Writing standard operating procedures sounds like corporate busywork until the day your best person is out and a routine task falls apart. A good SOP turns 'ask Sarah' into 'follow the steps.' Here is how to write one that people actually use, without turning it into a 12-page document nobody reads.
Do not document everything. Start with the five tasks that cause chaos when the owner or the one expert is away: onboarding a customer, processing a refund, fulfilling an order, closing the books, handling a complaint. Those are where an SOP pays off immediately.
The biggest mistake is writing SOPs from memory at a desk. You will skip the small steps you do on autopilot — the exact button, the field that trips people up. Capture the procedure live, the next time you actually run it.
Each numbered step should be a single action a new person can do without interpretation. If a step contains the word 'and,' split it in two. 'Open the order, verify the address, and issue the label' is three steps, not one.
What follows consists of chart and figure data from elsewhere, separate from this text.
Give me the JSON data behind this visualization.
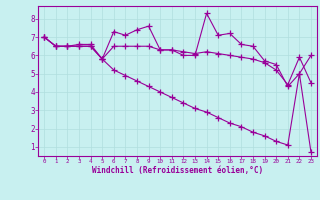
{
  "xlabel": "Windchill (Refroidissement éolien,°C)",
  "background_color": "#c8f0f0",
  "line_color": "#990099",
  "grid_color": "#b0dede",
  "xlim": [
    -0.5,
    23.5
  ],
  "ylim": [
    0.5,
    8.7
  ],
  "xticks": [
    0,
    1,
    2,
    3,
    4,
    5,
    6,
    7,
    8,
    9,
    10,
    11,
    12,
    13,
    14,
    15,
    16,
    17,
    18,
    19,
    20,
    21,
    22,
    23
  ],
  "yticks": [
    1,
    2,
    3,
    4,
    5,
    6,
    7,
    8
  ],
  "line1_x": [
    0,
    1,
    2,
    3,
    4,
    5,
    6,
    7,
    8,
    9,
    10,
    11,
    12,
    13,
    14,
    15,
    16,
    17,
    18,
    19,
    20,
    21,
    22,
    23
  ],
  "line1_y": [
    7.0,
    6.5,
    6.5,
    6.5,
    6.5,
    5.8,
    7.3,
    7.1,
    7.4,
    7.6,
    6.3,
    6.3,
    6.0,
    6.0,
    8.3,
    7.1,
    7.2,
    6.6,
    6.5,
    5.7,
    5.5,
    4.3,
    5.0,
    6.0
  ],
  "line2_x": [
    0,
    1,
    2,
    3,
    4,
    5,
    6,
    7,
    8,
    9,
    10,
    11,
    12,
    13,
    14,
    15,
    16,
    17,
    18,
    19,
    20,
    21,
    22,
    23
  ],
  "line2_y": [
    7.0,
    6.5,
    6.5,
    6.6,
    6.6,
    5.8,
    6.5,
    6.5,
    6.5,
    6.5,
    6.3,
    6.3,
    6.2,
    6.1,
    6.2,
    6.1,
    6.0,
    5.9,
    5.8,
    5.6,
    5.2,
    4.4,
    5.9,
    4.5
  ],
  "line3_x": [
    0,
    1,
    2,
    3,
    4,
    5,
    6,
    7,
    8,
    9,
    10,
    11,
    12,
    13,
    14,
    15,
    16,
    17,
    18,
    19,
    20,
    21,
    22,
    23
  ],
  "line3_y": [
    7.0,
    6.5,
    6.5,
    6.5,
    6.5,
    5.8,
    5.2,
    4.9,
    4.6,
    4.3,
    4.0,
    3.7,
    3.4,
    3.1,
    2.9,
    2.6,
    2.3,
    2.1,
    1.8,
    1.6,
    1.3,
    1.1,
    5.0,
    0.7
  ],
  "marker": "+",
  "markersize": 4,
  "linewidth": 0.8
}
This is where SOPs earn their keep. Most mistakes happen at the branches: 'if the order is over $500, get a manager's approval'; 'if the customer is within 30 days, issue a full refund.' Spell out the 'if X then Y' rules instead of assuming everyone knows them.
End every SOP with how you know the task is finished correctly — the confirmation email sent, the record updated, the box checked. Without a definition of done, quality becomes a matter of opinion and things slip through.
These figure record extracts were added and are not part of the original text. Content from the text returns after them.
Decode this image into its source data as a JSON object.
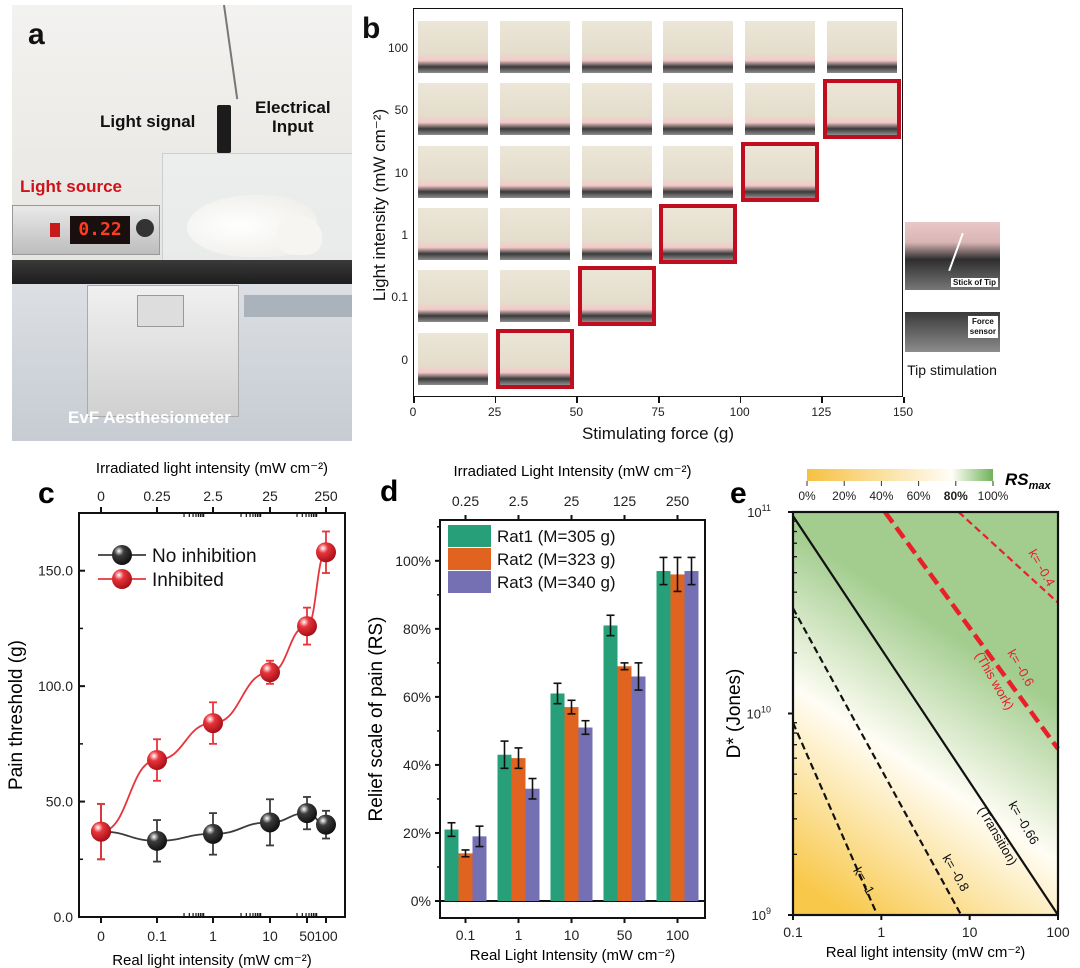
{
  "panels": {
    "a": {
      "letter": "a",
      "labels": {
        "light_signal": "Light signal",
        "electrical_input_line1": "Electrical",
        "electrical_input_line2": "Input",
        "light_source": "Light source",
        "display_value": "0.22",
        "aesthesiometer": "EvF Aesthesiometer"
      },
      "colors": {
        "light_source_label": "#d0121b",
        "display": "#ff3b22"
      }
    },
    "b": {
      "letter": "b",
      "xlabel": "Stimulating force (g)",
      "ylabel": "Light intensity (mW cm⁻²)",
      "x_ticks": [
        "0",
        "25",
        "50",
        "75",
        "100",
        "125",
        "150"
      ],
      "y_ticks": [
        "100",
        "50",
        "10",
        "1",
        "0.1",
        "0"
      ],
      "rows": [
        {
          "intensity": "100",
          "thumb_count": 6,
          "threshold_index": null
        },
        {
          "intensity": "50",
          "thumb_count": 6,
          "threshold_index": 5
        },
        {
          "intensity": "10",
          "thumb_count": 5,
          "threshold_index": 4
        },
        {
          "intensity": "1",
          "thumb_count": 4,
          "threshold_index": 3
        },
        {
          "intensity": "0.1",
          "thumb_count": 3,
          "threshold_index": 2
        },
        {
          "intensity": "0",
          "thumb_count": 2,
          "threshold_index": 1
        }
      ],
      "inset": {
        "stick_label": "Stick of Tip",
        "sensor_label_line1": "Force",
        "sensor_label_line2": "sensor",
        "caption": "Tip stimulation"
      },
      "colors": {
        "highlight": "#c00d1f"
      }
    }
  },
  "chart_data": [
    {
      "id": "c",
      "letter": "c",
      "type": "line",
      "title": "",
      "xlabel": "Real light intensity (mW cm⁻²)",
      "x2label": "Irradiated light intensity (mW cm⁻²)",
      "ylabel": "Pain threshold (g)",
      "x": [
        "0",
        "0.1",
        "1",
        "10",
        "50",
        "100"
      ],
      "x_top_ticks": [
        "0",
        "0.25",
        "2.5",
        "25",
        "250"
      ],
      "y_ticks": [
        "0.0",
        "50.0",
        "100.0",
        "150.0"
      ],
      "ylim": [
        0,
        175
      ],
      "series": [
        {
          "name": "No inhibition",
          "color": "#3c3c3c",
          "values": [
            37,
            33,
            36,
            41,
            45,
            40
          ],
          "errors": [
            12,
            9,
            9,
            10,
            7,
            6
          ]
        },
        {
          "name": "Inhibited",
          "color": "#e8343b",
          "values": [
            37,
            68,
            84,
            106,
            126,
            158
          ],
          "errors": [
            12,
            9,
            9,
            5,
            8,
            9
          ]
        }
      ],
      "legend": "top-left"
    },
    {
      "id": "d",
      "letter": "d",
      "type": "bar",
      "xlabel": "Real Light Intensity (mW cm⁻²)",
      "x2label": "Irradiated Light Intensity (mW cm⁻²)",
      "ylabel": "Relief scale of pain (RS)",
      "categories": [
        "0.1",
        "1",
        "10",
        "50",
        "100"
      ],
      "top_categories": [
        "0.25",
        "2.5",
        "25",
        "125",
        "250"
      ],
      "y_ticks": [
        "0%",
        "20%",
        "40%",
        "60%",
        "80%",
        "100%"
      ],
      "ylim": [
        -5,
        112
      ],
      "series": [
        {
          "name": "Rat1 (M=305 g)",
          "color": "#27a07a",
          "values": [
            21,
            43,
            61,
            81,
            97
          ],
          "errors": [
            2,
            4,
            3,
            3,
            4
          ]
        },
        {
          "name": "Rat2 (M=323 g)",
          "color": "#e06420",
          "values": [
            14,
            42,
            57,
            69,
            96
          ],
          "errors": [
            1,
            3,
            2,
            1,
            5
          ]
        },
        {
          "name": "Rat3 (M=340 g)",
          "color": "#7570b3",
          "values": [
            19,
            33,
            51,
            66,
            97
          ],
          "errors": [
            3,
            3,
            2,
            4,
            4
          ]
        }
      ],
      "legend": "top-left"
    },
    {
      "id": "e",
      "letter": "e",
      "type": "heatmap",
      "xlabel": "Real light intensity (mW cm⁻²)",
      "ylabel": "D* (Jones)",
      "x_scale": "log",
      "y_scale": "log",
      "xlim": [
        0.1,
        100
      ],
      "ylim": [
        1000000000.0,
        100000000000.0
      ],
      "x_ticks": [
        "0.1",
        "1",
        "10",
        "100"
      ],
      "y_ticks": [
        {
          "base": "10",
          "exp": "9",
          "value": 1000000000.0
        },
        {
          "base": "10",
          "exp": "10",
          "value": 10000000000.0
        },
        {
          "base": "10",
          "exp": "11",
          "value": 100000000000.0
        }
      ],
      "colorbar": {
        "title_main": "RS",
        "title_sub": "max",
        "ticks": [
          "0%",
          "20%",
          "40%",
          "60%",
          "80%",
          "100%"
        ],
        "bold_tick": "80%",
        "colors": [
          "#f6c142",
          "#fffdf6",
          "#6fb35a"
        ]
      },
      "lines": [
        {
          "k": -1,
          "label": "k= -1",
          "style": "dashed",
          "color": "#111111",
          "x_at_ymin": 0.9
        },
        {
          "k": -0.8,
          "label": "k= -0.8",
          "style": "dashed",
          "color": "#111111",
          "x_at_ymin": 8
        },
        {
          "k": -0.66,
          "label": "k= -0.66",
          "label2": "(Transition)",
          "style": "solid",
          "color": "#111111",
          "x_at_ymin": 100
        },
        {
          "k": -0.6,
          "label": "k= -0.6",
          "label2": "(This work)",
          "style": "thick-dashed",
          "color": "#e8202a",
          "x_at_ymax": 1.1
        },
        {
          "k": -0.4,
          "label": "k= -0.4",
          "style": "dashed",
          "color": "#e8202a",
          "x_at_ymax": 7.5
        }
      ]
    }
  ]
}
Hand the SOP to someone who has never done the task and watch them follow it. Every question they ask, every place they hesitate, is a gap. Fix those and the SOP is genuinely transferable.
Link the SOP from the tool or checklist where the task runs, and stamp it with a last-reviewed date. An undated SOP in a forgotten folder is worse than none, because people trust it while it quietly goes stale.
A template pack makes this faster by giving every procedure the same skeleton — purpose, trigger, roles, steps, decision points, definition of done — so you fill in the specifics instead of redesigning the format for each new task.
Pick the tasks that break when your expert is out, write the SOP while doing the task, keep each step to one action, spell out the decision points, define done, test it on someone new, and store it where the work happens with a last-reviewed date.
The five tasks that cause chaos when the owner or one expert is away — onboarding, refunds, fulfillment, closing the books, and handling complaints.
Detailed enough that a new person can follow it without asking, but no longer. One action per step, examples or screenshots where useful, and a clear definition of done.